My intuition tells me to break the problem down and sum the probabilities: $$\sum_{n=0}^\infty P(A|r=n+5)P(r=n+5)$$
i.e. If I rolled $n+5$ times and $5$ times were 11-20, the number of outcomes where I don't roll a 1 is $9^n*10^5*{n+5\choose 5}$, and the number of outcomes where I roll $n+5$ times and $5$ times are 11-20 is $10^n*10^5*{n+5\choose 5}$, which produces a probability of $(\frac9{10})^n$ that I don't roll a 1 given that I rolled $5$ 11-20s... But I can't simply sum this from $n=0\to\infty$ (which produces $10$ as the answer) because it's missing a multiplicand—the probability that I rolled $n+5$ times. That metric doesn't make sense to me as an independent variable, so this is clearly the wrong approach, but I can't think of a better one.
For $~k \in \{5,6,7,\cdots\},~$ let:
$~f(k)~$ denote the probability that you rolled 11-20 exactly $~5~$ times out of the $~k~$ dice rolls.
Let $~W~$ denote $~\displaystyle \sum_{k=5}^\infty f(k).$
Let $~g(k)~$ denote the probability of not rolling a 1 in any of the $~k~$ dice rolls, given that you rolled 11-20 exactly $~5~$ times [e.g. $~g(5) = 1~$].

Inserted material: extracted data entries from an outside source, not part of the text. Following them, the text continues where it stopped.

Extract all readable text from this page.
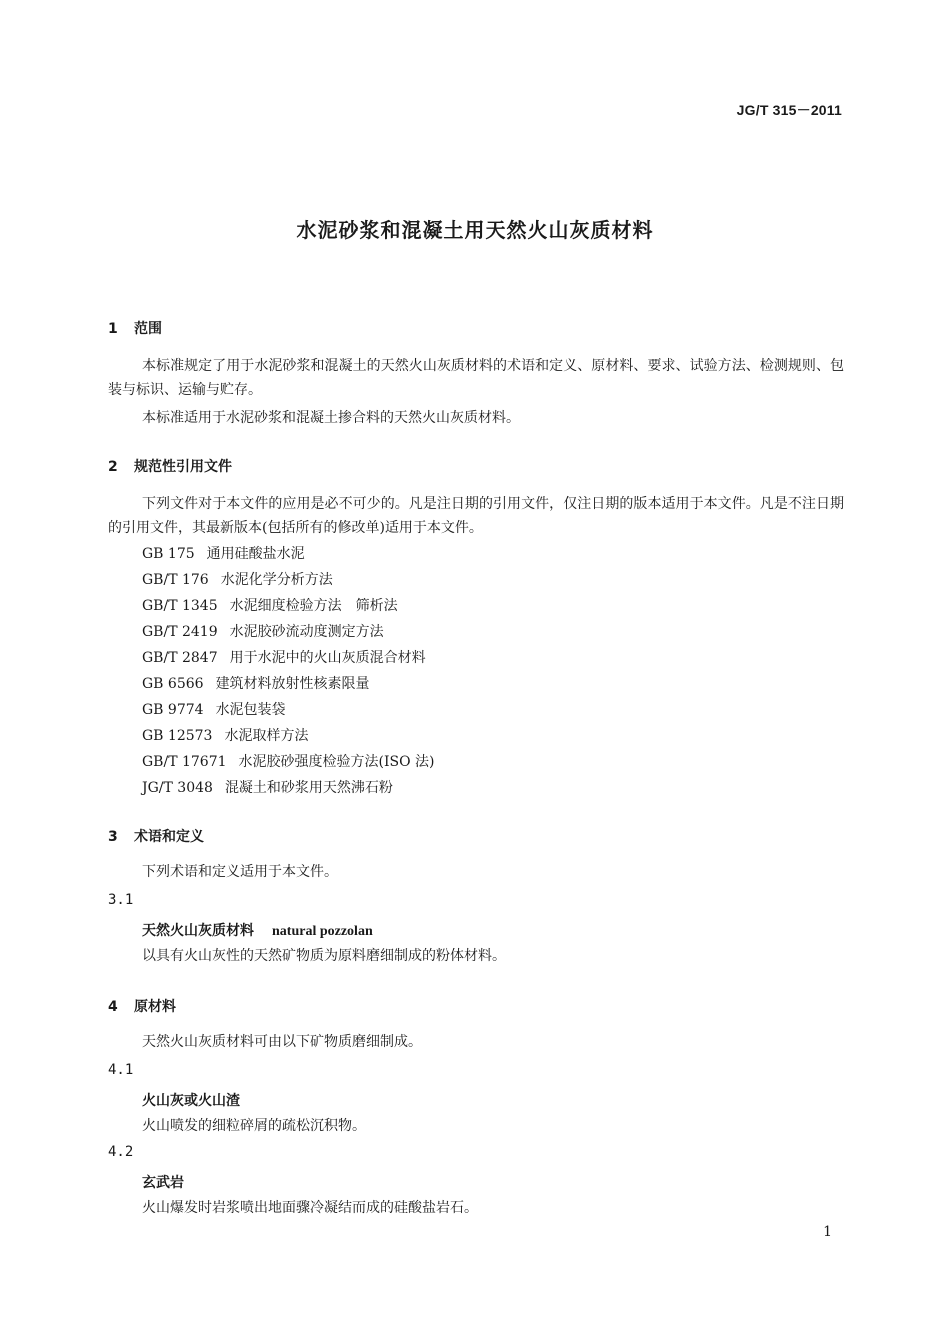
JG/T 315－2011
水泥砂浆和混凝土用天然火山灰质材料
1 范围
本标准规定了用于水泥砂浆和混凝土的天然火山灰质材料的术语和定义、原材料、要求、试验方法、检测规则、包装与标识、运输与贮存。
本标准适用于水泥砂浆和混凝土掺合料的天然火山灰质材料。
2 规范性引用文件
下列文件对于本文件的应用是必不可少的。凡是注日期的引用文件，仅注日期的版本适用于本文件。凡是不注日期的引用文件，其最新版本(包括所有的修改单)适用于本文件。
GB 175 通用硅酸盐水泥
GB/T 176 水泥化学分析方法
GB/T 1345 水泥细度检验方法　筛析法
GB/T 2419 水泥胶砂流动度测定方法
GB/T 2847 用于水泥中的火山灰质混合材料
GB 6566 建筑材料放射性核素限量
GB 9774 水泥包装袋
GB 12573 水泥取样方法
GB/T 17671 水泥胶砂强度检验方法(ISO 法)
JG/T 3048 混凝土和砂浆用天然沸石粉
3 术语和定义
下列术语和定义适用于本文件。
3.1
天然火山灰质材料 natural pozzolan
以具有火山灰性的天然矿物质为原料磨细制成的粉体材料。
4 原材料
天然火山灰质材料可由以下矿物质磨细制成。
4.1
火山灰或火山渣
火山喷发的细粒碎屑的疏松沉积物。
4.2
玄武岩
火山爆发时岩浆喷出地面骤冷凝结而成的硅酸盐岩石。
1
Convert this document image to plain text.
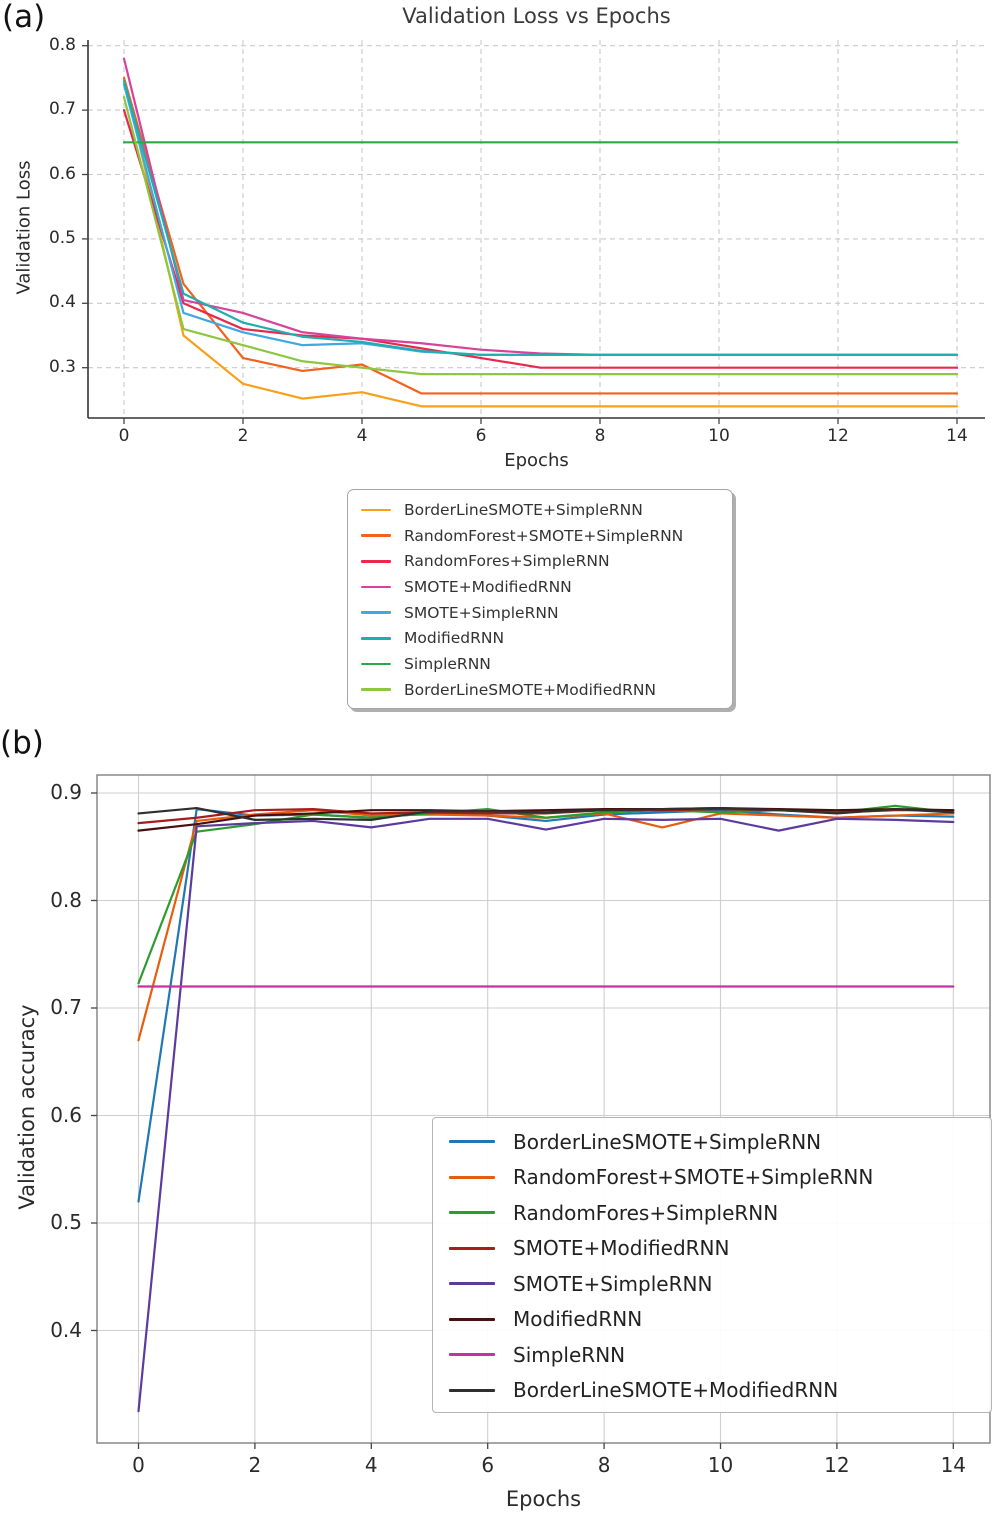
(a)	Validation Loss vs Epochs
Validation Loss
Epochs
(b)
Validation accuracy
Epochs
BorderLineSMOTE+SimpleRNN
RandomForest+SMOTE+SimpleRNN
RandomFores+SimpleRNN
SMOTE+ModifiedRNN
SMOTE+SimpleRNN
ModifiedRNN
SimpleRNN
BorderLineSMOTE+ModifiedRNN
BorderLineSMOTE+SimpleRNN
RandomForest+SMOTE+SimpleRNN
RandomFores+SimpleRNN
SMOTE+ModifiedRNN
SMOTE+SimpleRNN
ModifiedRNN
SimpleRNN
BorderLineSMOTE+ModifiedRNN
0.3
0.4
0.5
0.6
0.7
0.8
0	2	4	6	8	10	12	14
0.4
0.5
0.6
0.7
0.8
0.9
0	2	4	6	8	10	12	14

Then, the probability that you never rolled a $~1~$ is
$$\sum_{k=5}^\infty \left[ ~\frac{f(k)}{W} \times g(k) ~\right]. \tag1 $$
In (1) above, the fraction $~\frac{f(k)}{W}~$ represents normalizing $~f(k).~$ That is, the fraction represents the relative probability that there were exactly $~k~$ dice rolls.
So, the problem reduces to :
Crafting the formula for $~f(k)$
Computing $~W.$
Crafting the formula for $~g(k).$
$$f(k) = \frac{\binom{k}{5}}{2^k}.$$
$$W = \frac{\binom{5}{5}}{2^5} + \frac{\binom{6}{5}}{2^6} + \frac{\binom{7}{5}}{2^7} + \cdots. \tag2 $$
Personally, while I suspect that there is a closed form expression for $~W,~$ I don't know how to obtain it.
Notice that for $~k \geq 6,~$
$$\frac{\binom{k+1}{5}}{2^{k+1}} \div \frac{\binom{k}{5}}{2^k} = \frac{k+1}{2(k-5)}.$$
So, by the Ratio Test, $~W~$ will be finite.
$$g(k) = \left[\frac{9}{10}\right]^{k-5}. \tag3 $$
In (3) above, you know that exactly $~(k-5)~$ dice rolls were in the range 1 through 10. The probability of an individual dice roll, from these $~(k-5)~$ dice rolls, not being $~1~$ is $~\displaystyle \frac{9}{10}.$